The real data workflow does 1000 iterations of Epiclomal by default, to change this, edit line 13 of the Snakefile.
snakemake -s /path/to/Epiclomal/snakemake/real_data/Snakefile --cluster 'qsub -V -hard -q shahlab.q -l h_vmem={resources.h_vmem}G -S /bin/bash' -j 8 --configfile /path/to/Epiclomal/snakemake/real_data/config.yaml
Depending on the size of the data (number of cells and number of loci), more memory may be needed for each job, to do so, change the snakemake command to have h_vmem={memory_required}
In R, run library(REpiclomal)
to use Epiclomal R Package and ?REpiclomal
in R for documentation.
The Epiclomal Python package includes two scripts. One is the Epiclomal clustering algorithm and can be run using:
epiclomal {Basic-GeMM,Basic-BayesPy,Region-GeMM} --K {K} --config_file {config_file} --methylation_file {methylation_file} --copynumber_file {copynumber_file} --regions_file {regions_file} --initial_clusters_file {initial_clusters_file} --true_clusters_file {true_clusters_file} --true_prevalences {true_prevalences} --repeat_id {repeat_id} --bulk_file {bulk_file} --slsbulk_file {slsbulk_file} --slsbulk_iterations {slsbulk_iterations} --out_dir {out_dir} --mu_has_k {mu_has_k} --convergence_tolerance {convergence_tolerance} --max_num_iters {max_num_iters} --seed {seed} --labels_file {labels_file} --Bishop_model_selection {Bishop_model_selection} --check_uncertainty {check_uncertainty}
The other script is an clustering evaluation script that can be run using:
evaluate_clustering --true_clusters_file {true_clusters_file} --true_prevalences {true_prevalences} --predicted_clusters_file {predicted_clusters_file} --clusters_are_probabilities {clusters_are_probabilities} --results_file {results_file}
The base inputs for epiclomal are a list of cells of interest and their bismark bisulfite read files, a file containing regions of interest, and if available, a true cluster file.
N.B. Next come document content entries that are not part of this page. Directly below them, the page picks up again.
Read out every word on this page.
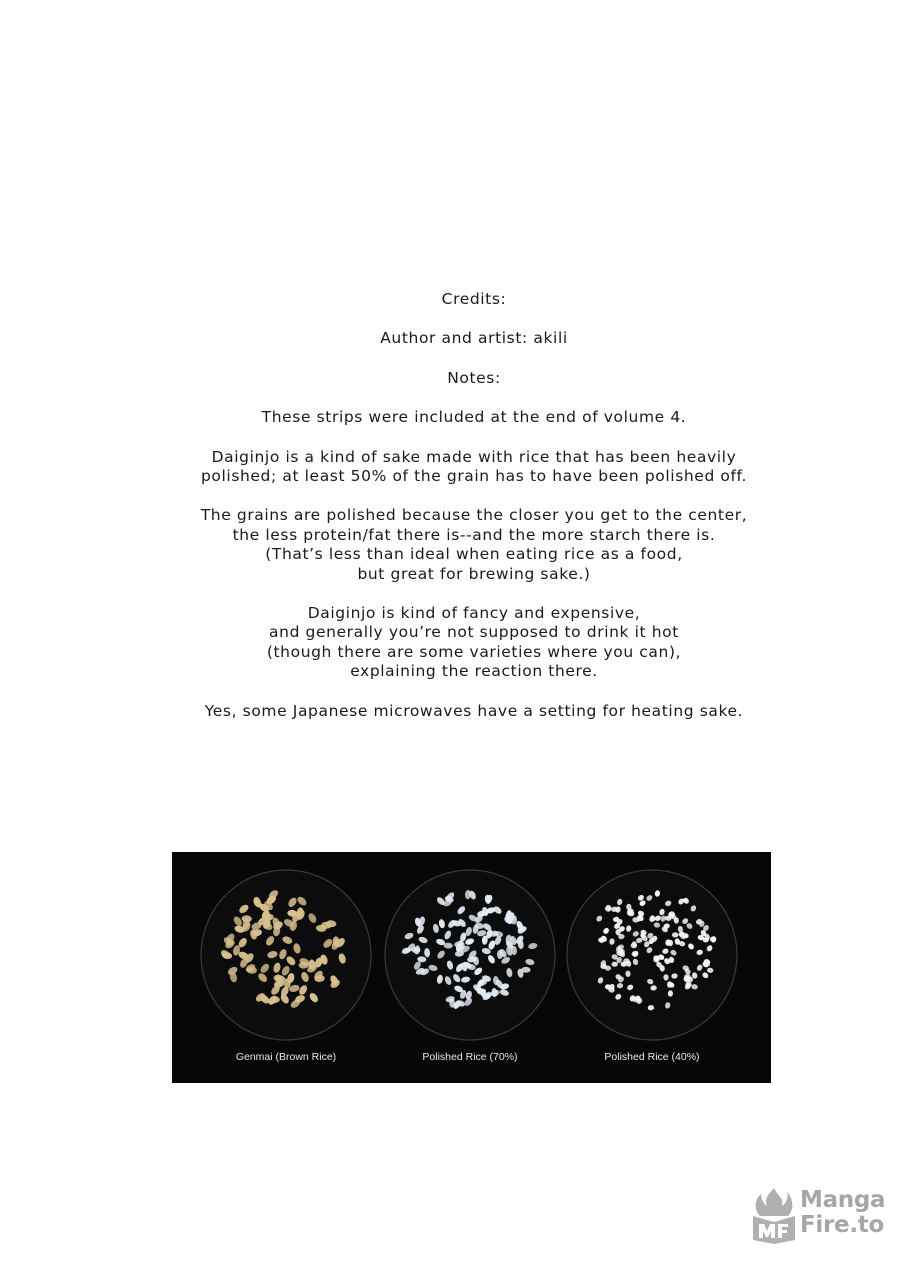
Credits:

Author and artist: akili

Notes:

These strips were included at the end of volume 4.

Daiginjo is a kind of sake made with rice that has been heavily
polished; at least 50% of the grain has to have been polished off.

The grains are polished because the closer you get to the center,
the less protein/fat there is--and the more starch there is.
(That’s less than ideal when eating rice as a food,
but great for brewing sake.)

Daiginjo is kind of fancy and expensive,
and generally you’re not supposed to drink it hot
(though there are some varieties where you can),
explaining the reaction there.

Yes, some Japanese microwaves have a setting for heating sake.

Genmai (Brown Rice)	Polished Rice (70%)	Polished Rice (40%)
Manga
Fire.to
The final outputs of the epiclomal pipeline are a file containing the best clustering from epiclomal, which can be found through all_results_bestrun_{basic|region}.tsv
which is created by the final evaluation script, and final methylation plots of the clustering.
Contains the Epiclomal python package. Package includes software to run Epiclomal clustering as well as clustering evaluation script.
Contains R scripts to process DNA methylation data given a set of functional regions to be ingestable by REpiclomal in R and Epiclomal in Python.
Contains REpiclomal R package. Contains non-probabilistic clustering method calling functions, visualization functions, and epiclomal evaluation functions.
Contains R scripts that are called by various parts of the epiclomal workflow. Scripts mainly call functions found in REpiclomal R package. These R scripts generate synthetic data, run non-probabilistic methods and generate plots. Some of the requirements for scripts are: MCMCpack, densityCut (https://bitbucket.org/jerry00/densitycut_dev) and its requirements, NbClust, pcaMethods, pheatmap, argparse.
Contains Snakefiles and config files that run Epiclomal workflow for real and synthetic data.